Diabetes Hero

Our last prompt for Diabetes Blog Week is to blog about a “Diabetes Hero”.  Again, there are so many of them out there.  Jeff Hitchcock remains a hero for all that he has done for children with diabetes and their parents. Without his website, I would not have met the many Parents of Diabetes who also remain at the top of my hero list. 

I have never really been one into the “hero” concept.  So many people struggle each day.  So many people do amazing things. They awe me.  They may make me proud to know them but what really is a hero? I headed off to Google once again to search for a definition. They defined a hero as “a man of distinguished courage or ability, admired for his brave deeds or noble qualities.”

I began to think of my sons…first they were male so that allows them into the category but did they fit the rest of the definition? Are they courageous or do they have amazing abilities? Yes, they fit there too.

My youngest son has faced diabetes with courage every day since he was two years old.  We have had our battles but he rarely ever cried when injected. I never had to chase or bribe him to test him…until he was older.  He inserts his infusion sets with only the occasional bit of theatrics (that I am sure are well founded but I won’t tell him that).  He has faced blood tests and blood squirting across the table from “gusher” sites.  He nobly sits through diabetes conferences despite not wanting to be there.  He rarely, if ever tells me that he hates diabetes. Its part of his life. He is quiet about it. He does not like to bring attention to himself or his diabetes but that is just him. He is my strong, silent son.  

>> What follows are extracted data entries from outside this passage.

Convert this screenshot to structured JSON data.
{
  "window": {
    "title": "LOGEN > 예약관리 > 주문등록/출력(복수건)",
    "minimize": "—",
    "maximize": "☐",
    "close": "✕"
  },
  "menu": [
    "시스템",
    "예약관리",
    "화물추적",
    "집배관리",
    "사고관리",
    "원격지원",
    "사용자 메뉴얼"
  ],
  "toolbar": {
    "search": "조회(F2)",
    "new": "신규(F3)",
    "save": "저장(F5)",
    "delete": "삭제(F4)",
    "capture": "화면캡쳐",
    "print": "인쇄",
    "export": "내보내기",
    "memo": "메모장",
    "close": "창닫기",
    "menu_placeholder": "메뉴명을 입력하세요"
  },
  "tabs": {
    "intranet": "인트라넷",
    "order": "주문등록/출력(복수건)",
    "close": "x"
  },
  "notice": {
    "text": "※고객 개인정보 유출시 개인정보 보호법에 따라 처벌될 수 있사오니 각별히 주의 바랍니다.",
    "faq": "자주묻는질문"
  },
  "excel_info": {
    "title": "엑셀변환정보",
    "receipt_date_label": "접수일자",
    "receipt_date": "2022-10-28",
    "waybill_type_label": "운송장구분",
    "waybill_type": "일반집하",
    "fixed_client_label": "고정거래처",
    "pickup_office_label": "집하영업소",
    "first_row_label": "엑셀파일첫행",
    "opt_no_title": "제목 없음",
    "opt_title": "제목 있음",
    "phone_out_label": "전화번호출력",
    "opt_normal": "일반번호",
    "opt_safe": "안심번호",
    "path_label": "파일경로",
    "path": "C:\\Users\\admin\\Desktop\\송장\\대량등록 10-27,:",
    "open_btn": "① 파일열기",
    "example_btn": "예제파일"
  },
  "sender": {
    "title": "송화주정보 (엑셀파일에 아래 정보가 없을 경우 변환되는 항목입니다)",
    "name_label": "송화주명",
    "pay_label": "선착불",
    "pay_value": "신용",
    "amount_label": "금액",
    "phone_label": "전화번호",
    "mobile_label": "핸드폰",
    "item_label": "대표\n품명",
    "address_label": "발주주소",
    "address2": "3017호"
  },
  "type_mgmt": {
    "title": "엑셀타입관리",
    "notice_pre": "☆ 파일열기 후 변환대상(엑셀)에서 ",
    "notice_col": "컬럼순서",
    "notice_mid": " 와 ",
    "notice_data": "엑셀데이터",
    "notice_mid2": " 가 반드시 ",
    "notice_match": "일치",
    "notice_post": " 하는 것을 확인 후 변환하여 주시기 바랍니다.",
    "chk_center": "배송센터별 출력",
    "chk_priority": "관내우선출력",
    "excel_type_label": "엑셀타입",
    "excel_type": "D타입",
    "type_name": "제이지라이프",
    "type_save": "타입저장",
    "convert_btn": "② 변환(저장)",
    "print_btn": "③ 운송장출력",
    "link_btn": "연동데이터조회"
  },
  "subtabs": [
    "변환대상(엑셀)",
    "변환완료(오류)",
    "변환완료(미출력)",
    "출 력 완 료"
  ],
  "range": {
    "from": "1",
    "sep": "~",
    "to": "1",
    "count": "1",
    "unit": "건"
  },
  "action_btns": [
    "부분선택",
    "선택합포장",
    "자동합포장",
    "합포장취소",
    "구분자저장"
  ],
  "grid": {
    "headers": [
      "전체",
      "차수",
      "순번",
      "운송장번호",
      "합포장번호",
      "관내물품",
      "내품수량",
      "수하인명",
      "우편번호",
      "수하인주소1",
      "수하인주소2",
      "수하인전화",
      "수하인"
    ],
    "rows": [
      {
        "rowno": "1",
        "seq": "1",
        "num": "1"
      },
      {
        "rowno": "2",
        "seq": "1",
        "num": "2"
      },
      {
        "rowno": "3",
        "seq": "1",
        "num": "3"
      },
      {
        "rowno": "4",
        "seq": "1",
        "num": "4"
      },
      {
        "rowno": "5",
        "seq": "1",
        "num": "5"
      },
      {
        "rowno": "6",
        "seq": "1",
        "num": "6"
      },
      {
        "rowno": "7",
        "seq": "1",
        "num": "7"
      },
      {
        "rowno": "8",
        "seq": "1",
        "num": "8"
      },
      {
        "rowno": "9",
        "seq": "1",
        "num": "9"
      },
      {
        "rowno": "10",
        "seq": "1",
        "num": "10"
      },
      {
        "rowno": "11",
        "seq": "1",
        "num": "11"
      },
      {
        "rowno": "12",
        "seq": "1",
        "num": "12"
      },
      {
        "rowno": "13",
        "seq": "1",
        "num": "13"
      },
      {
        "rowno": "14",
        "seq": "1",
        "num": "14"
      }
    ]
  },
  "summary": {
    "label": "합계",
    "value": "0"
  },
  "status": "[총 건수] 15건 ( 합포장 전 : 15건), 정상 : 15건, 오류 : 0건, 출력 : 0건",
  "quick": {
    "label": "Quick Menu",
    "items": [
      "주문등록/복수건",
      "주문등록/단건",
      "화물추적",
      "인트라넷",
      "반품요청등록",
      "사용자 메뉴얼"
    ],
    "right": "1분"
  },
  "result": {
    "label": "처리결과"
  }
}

My older son doesn’t have diabetes but he has had to live with it in the house nonetheless. He has had the ability to watch out for his younger brother when in school and help teachers make diabetes related decisions.  He has gone to diabetes conferences as well and made the most of them, making friends and becoming a part of the events.  He has not grumbled much about the energy his mother puts into diabetes advocacy and knows that when he needs help on his own issues, I am there as well.  He is patient. He is kind. He is confident and outgoing. He treats his brother like anyone else.  He torments him when high.  He brings him juice when he is low. 

My boys have handled diabetes in our lives with as much poise and grace as can be expected.  They have not screamed or truly rebelled. They have made it a part of their lives, rolling with each new challenge and forging ahead. They are my Diabetes Heroes.

Faces of Heroes

Recently Reyna of Beta Buddies posted a great article on her life as a pancreas. I was worn out just reading it and then realized that it mimicked a lot of what our life has been for more years than I can remember. I began to think that maybe I should try that, to write out a description of my life. I still might but not today.

In viewing what her family does each day, I also realized something about my own attitude towards diabetes care. It has always been a “suck it up, Buttercup” kind of thing.  When I inject a site and he complains, I will tell my son that it wasn’t that bad–not that I have ever injected myself with an infusion set but, get over it kid! When I ask him to lance his finger again to give me more information, I don’t think, Dang that’s gotta hurt. I just think, its more information for me to keep him healthy. 

I am not really so cruel that I don’t care about his pain.  I have to depersonalize it so that it doesn’t overwhelm me. Since that fateful day in March of 2000, I swore to do whatever it took to keep my son alive.  His life was a gift and I would work hard to protect it. Poking and prodding him at all hours of the day seemed to be a far better option than what I had seen on March 17th. There was no going back if I could help it.

One of the first Canadian pilots with Type 1 diabetes

With all of this swirling through my head, I began to further think of the people who will say that their children are their heroes. Not just the children living with diabetes, but also the siblings that support them. I have been slowly working on a new look for my website.  I am changing pages, making things fresh and looking at adding new sections. Years ago I created a campaign called “Faces of Diabetes“.  It was printed and bound and then presented to politicians to show them the real “faces of diabetes”.  These were everyday people and their stories.  Some made me cry and some gave me hope but the common theme was that they were all working hard to make the most of their lives with diabetes.

Cameron has lived with diabetes for most of her life

I then began to think that maybe the Faces of Diabetes should also have a new section–Diabetes Heroes. I decided to see if this had already been done.  A quick Google search led me to an AccuChek site that showcased Oskar Minkowski and Elliot Joslin.  This was not what I was looking for. They were dead and I was looking for real people who have been heroes in their own right. I was looking for the sister who has raised money for diabetes awareness because her younger sister lives with the disease.  The little boy who bravely injects himself with insulin so that Mom and Dad can go out on a date night. To me, those are the heroes to be recognized.

So here is my challenge to you…send me those stories (and ask your friends to do the same)! Provide a picture, when they were diagnosed and of course why you think that they are heroes.  I will then provide the page to showcase them. If you want to add yourself but don’t feel that “hero” works for you, please help me add to the Faces of Diabetes page.  Those people are still heroes whether they realize it or not.